A researcher has brought video conferencing technology to one of the most remote places on earth: The wreck of the HMS Titanic, which is resting on the seabed 13,000 feet below the surface.
"It is as if we can now carry out video conferences from the abyss," says Alex Waibel, a researcher at Carnegie Mellon University and Karlsruhe Institute of Technology.
Scared yet?
Waibel is an expert in text to speech technology. Currently, the only way for researchers exploring the Titanic wreck or other deep sea targets in submersibles to communicate with the surface is via text messages sent by sonar. Radio signals don't work well underwater, presenting a communications quandary that scientists have been finding workarounds for since WWII.
During a recent OceanGate Expeditions voyage, Waibel narrated his dive and used speech recognition technology to convert what he was saying to transmittable messages. On the surface, the technology Waibel and his team pioneered then resynthesized the crude text messages to video using AI. The result was a near real-time video that used Waibel's voice over a video that looked like his lips moving in sync with the words. These efforts are aimed at aiding natural communication in extreme environments but could have potential in consumer markets as well. Waibel is a Zoom research fellow and advises the company's AI research and language technology development.
"By interpreting and recreating natural voice communication, we are trying to reduce the workload of scientists and pilots in such missions in a natural way, despite the challenges imposed by salt water, operational stress, conversational dialogue and poor acoustic condition," Waibel told CMU's Aaron Aupperlee.

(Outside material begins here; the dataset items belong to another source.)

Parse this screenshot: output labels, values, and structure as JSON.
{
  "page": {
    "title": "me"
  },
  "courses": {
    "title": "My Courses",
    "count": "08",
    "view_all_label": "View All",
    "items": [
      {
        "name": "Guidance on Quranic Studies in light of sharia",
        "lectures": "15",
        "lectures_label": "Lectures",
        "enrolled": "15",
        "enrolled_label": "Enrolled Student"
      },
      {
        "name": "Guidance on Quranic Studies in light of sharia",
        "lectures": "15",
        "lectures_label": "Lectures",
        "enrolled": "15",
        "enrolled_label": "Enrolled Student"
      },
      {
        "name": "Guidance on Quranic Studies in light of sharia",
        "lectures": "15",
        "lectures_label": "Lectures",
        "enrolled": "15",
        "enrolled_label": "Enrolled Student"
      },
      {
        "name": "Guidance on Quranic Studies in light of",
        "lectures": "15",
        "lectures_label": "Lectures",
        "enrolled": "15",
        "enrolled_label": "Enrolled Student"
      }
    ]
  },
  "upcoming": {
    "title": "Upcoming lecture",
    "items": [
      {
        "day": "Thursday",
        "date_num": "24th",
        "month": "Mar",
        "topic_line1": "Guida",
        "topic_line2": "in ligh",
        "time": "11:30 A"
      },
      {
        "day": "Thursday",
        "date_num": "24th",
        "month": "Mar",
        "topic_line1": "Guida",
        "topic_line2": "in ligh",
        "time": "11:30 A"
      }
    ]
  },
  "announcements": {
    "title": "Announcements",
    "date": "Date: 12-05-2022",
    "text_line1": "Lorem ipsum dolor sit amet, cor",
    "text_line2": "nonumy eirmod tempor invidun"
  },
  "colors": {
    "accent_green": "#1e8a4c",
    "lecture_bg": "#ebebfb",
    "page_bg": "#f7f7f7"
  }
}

We've written about the tremendous advances and market growth of speech recognition, which is entering an accelerated phase of development and adoption across a number of key sectors. Waibel's work builds on that trend with a delivery mechanism that uses low bandwidth broadcasts (in this case by sonar) to effectively deliver full, albeit synthesized, video to the end user.
The technology uses a synthesized voice that sounds like the speaker, building on advances in AI-powered text to speech technology. One other potential application of the technology is rapid translation from one language to another, where an end user sees a video in a comprehensible language that the speaker doesn't actually know.